Advantages to being a student:
-Deadlines are more lenient. You can go to the event early and stay late.
-Don’t compare – only compete with yourself.
-You’re your own boss. If you have a bad assignment, it’s on you.
-You have this opportunity to shoot what you love.
Ask: where can I go that’s different?
Take every photo story opportunity.
Keep shooting – always be available.
Show subject you’re committed so they build trust.
Take care of your subjects. Give them prints.
Ask for permission – “Can I stand here?” They’ll gain trust.
Think where you your next shoot will be.
Make the most of your location.
Build rapport and people will help you.
How to cover campus crime and breaking news
From bursts and break-ins to fires and natural disasters, entropy can really throw you for a loop as a journalist. Come learn how to cover breaking news, criminal enterprises and things that go “bump” in the night.
Number 1: Stay calm. Stay safe.
The minute you panic, you’re worthless.
Ask: Are people dead? Is the situation under control? GENERALLY – What happened?
Witnesses can be unreliable and offer no protection. A cop is a better, privileged source.

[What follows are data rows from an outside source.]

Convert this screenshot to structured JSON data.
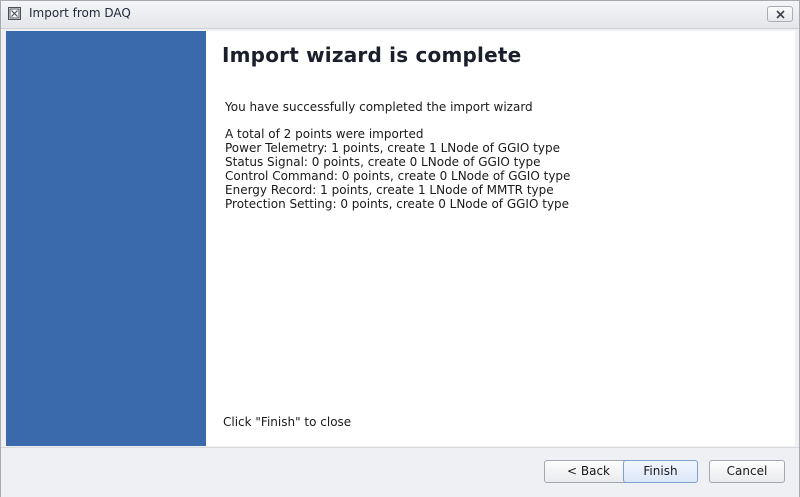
{
  "window": {
    "title": "Import from DAQ"
  },
  "content": {
    "heading": "Import wizard is complete",
    "success_message": "You have successfully completed the import wizard",
    "summary_lines": [
      "A total of 2 points were imported",
      "Power Telemetry: 1 points, create 1 LNode of GGIO type",
      "Status Signal: 0 points, create 0 LNode of GGIO type",
      "Control Command: 0 points, create 0 LNode of GGIO type",
      "Energy Record: 1 points, create 1 LNode of MMTR type",
      "Protection Setting: 0 points, create 0 LNode of GGIO type"
    ],
    "close_hint": "Click \"Finish\" to close"
  },
  "buttons": {
    "back_label": "< Back",
    "finish_label": "Finish",
    "cancel_label": "Cancel"
  },
  "icons": {
    "app": "app-window-icon",
    "close": "close-icon"
  },
  "colors": {
    "side_panel": "#3a6aac",
    "content_background": "#ffffff",
    "window_background": "#eef0f3"
  }
}
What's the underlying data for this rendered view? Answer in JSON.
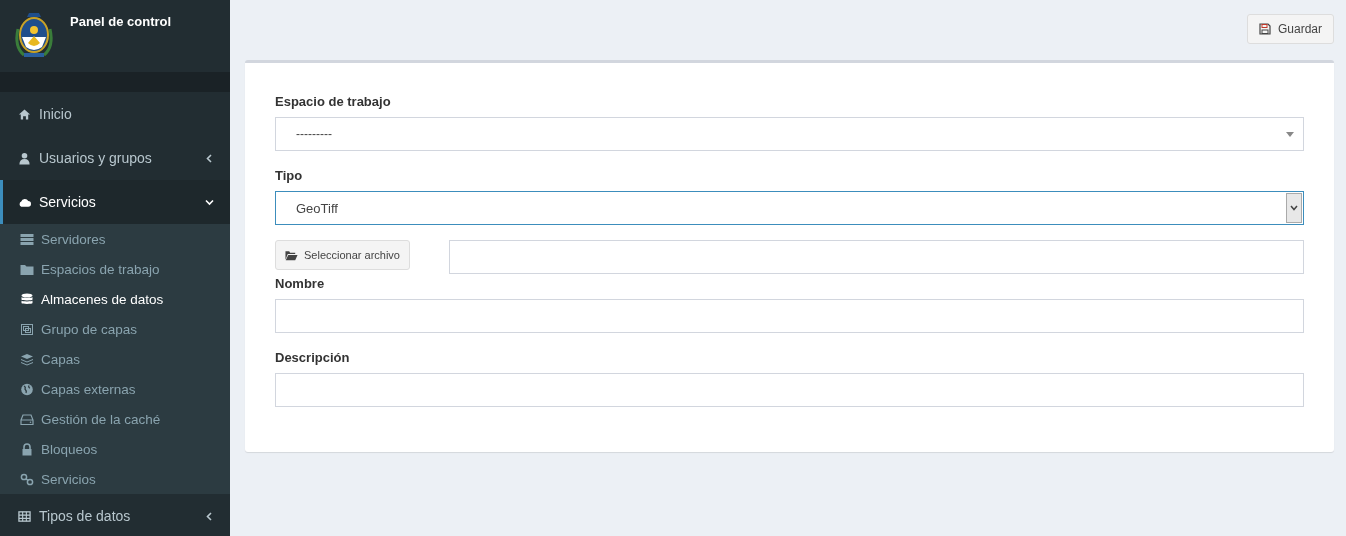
{
  "sidebar": {
    "title": "Panel de control",
    "menu": [
      {
        "label": "Inicio",
        "kind": "link",
        "selected": false
      },
      {
        "label": "Usuarios y grupos",
        "kind": "tree",
        "expanded": false,
        "selected": false
      },
      {
        "label": "Servicios",
        "kind": "tree",
        "expanded": true,
        "selected": true,
        "children": [
          {
            "label": "Servidores",
            "selected": false
          },
          {
            "label": "Espacios de trabajo",
            "selected": false
          },
          {
            "label": "Almacenes de datos",
            "selected": true
          },
          {
            "label": "Grupo de capas",
            "selected": false
          },
          {
            "label": "Capas",
            "selected": false
          },
          {
            "label": "Capas externas",
            "selected": false
          },
          {
            "label": "Gestión de la caché",
            "selected": false
          },
          {
            "label": "Bloqueos",
            "selected": false
          },
          {
            "label": "Servicios",
            "selected": false
          }
        ]
      },
      {
        "label": "Tipos de datos",
        "kind": "tree",
        "expanded": false,
        "selected": false
      }
    ]
  },
  "toolbar": {
    "save_button": "Guardar"
  },
  "form": {
    "fields": [
      {
        "kind": "select2",
        "label": "Espacio de trabajo",
        "value": "---------"
      },
      {
        "kind": "select",
        "label": "Tipo",
        "value": "GeoTiff",
        "focused": true
      },
      {
        "kind": "file",
        "button": "Seleccionar archivo"
      },
      {
        "kind": "text",
        "label": "Nombre"
      },
      {
        "kind": "text",
        "label": "Descripción"
      }
    ]
  }
}
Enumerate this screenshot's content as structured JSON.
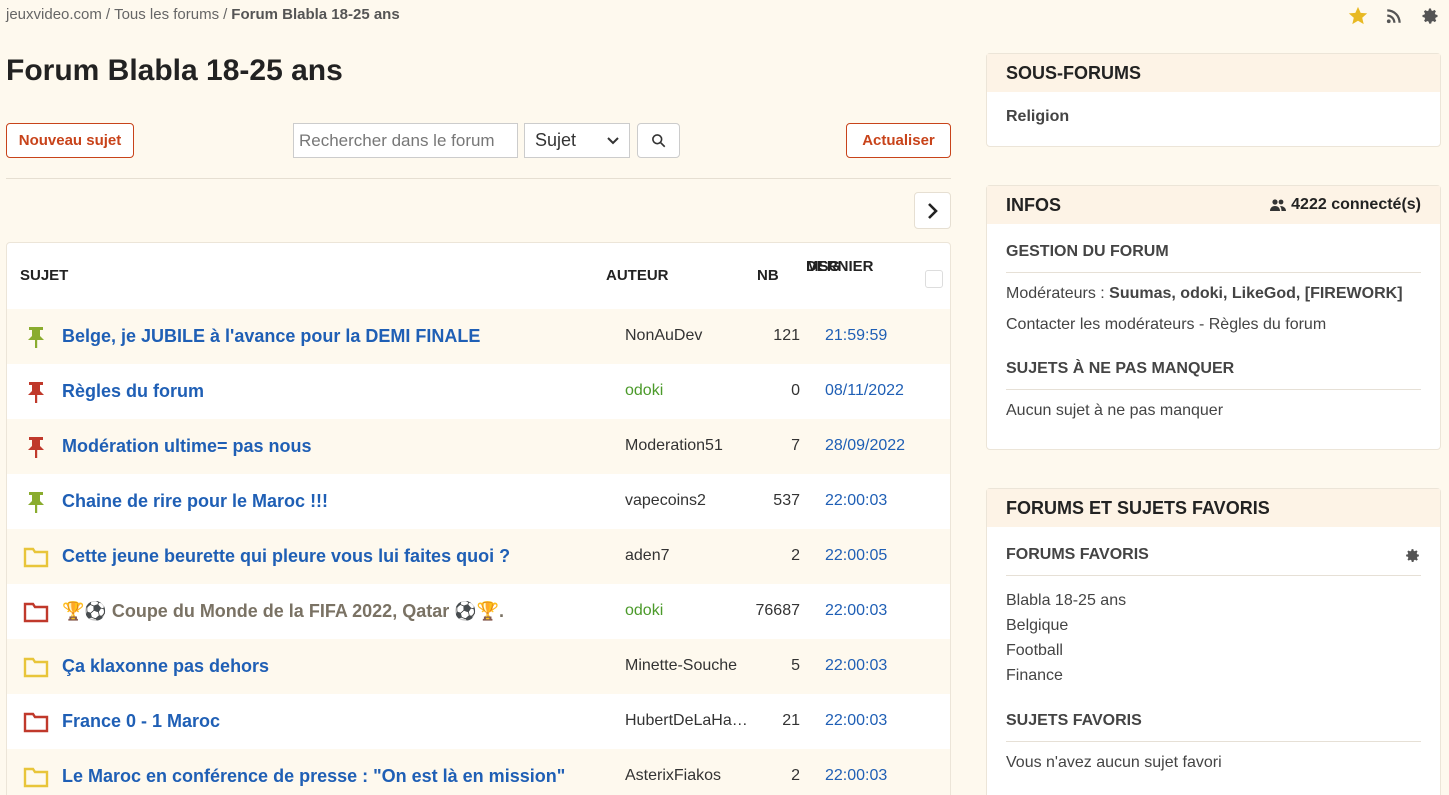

Don’t let witnesses do the accusing.
Secondary information – if the witness is describing the scene that is okay, as long as they’re not accusing.
Scene description – go to agencies (county/city dispatch, 911 call, firefighters)
Student Press Law Center will back you up.
You never know what you’re going to get until you ask for it.
Be understanding with victims of disaster.
Three types of interviewees:
-“I don’t wanna talk about this.”
-will hurt or lash out against you
-will want to spill everything out.
Collect information at the scene. Who can you be in touch with as the incident furthers?
Things to avoid:
-Never convict people in your story.
Don’t use the word “allegedly”. Not using “alleged” gives readers room to form their own opinion.
“Police said…” is an appropriate attribution.
Know crime lingo:
-robbery: victim was threatened in person.
-burglary: item was stolen when owner not present.
-accident vs. intent
-murder vs. man slaughter
Don’t let witnesses write crimes for you.
If you make a mistake and learn from it, it’s meaningful!
General Session: Where do we go from here?
Campus protesters vs. Campus Journalists. Free Speech vs. Free press. Inner Space vs. Public Space. COme hear leaders of collegiate media programs and protest movements discuss how they are navigating the collisions that result from competing expectations.
If someone says “You can’t report on this”:
-If you legally be in a location, you’re allowed to publish.
-There is no law against photos of children.
-If police clear an area, you’re not above them. But they cannot exclusively relocate you.
The question is, how can we teach people to trust the media? It begins with journalists. It’s a matter of perspective.
You’re allowed to be bias in favor of students.
Go on and do big things, journalists and communicators of media!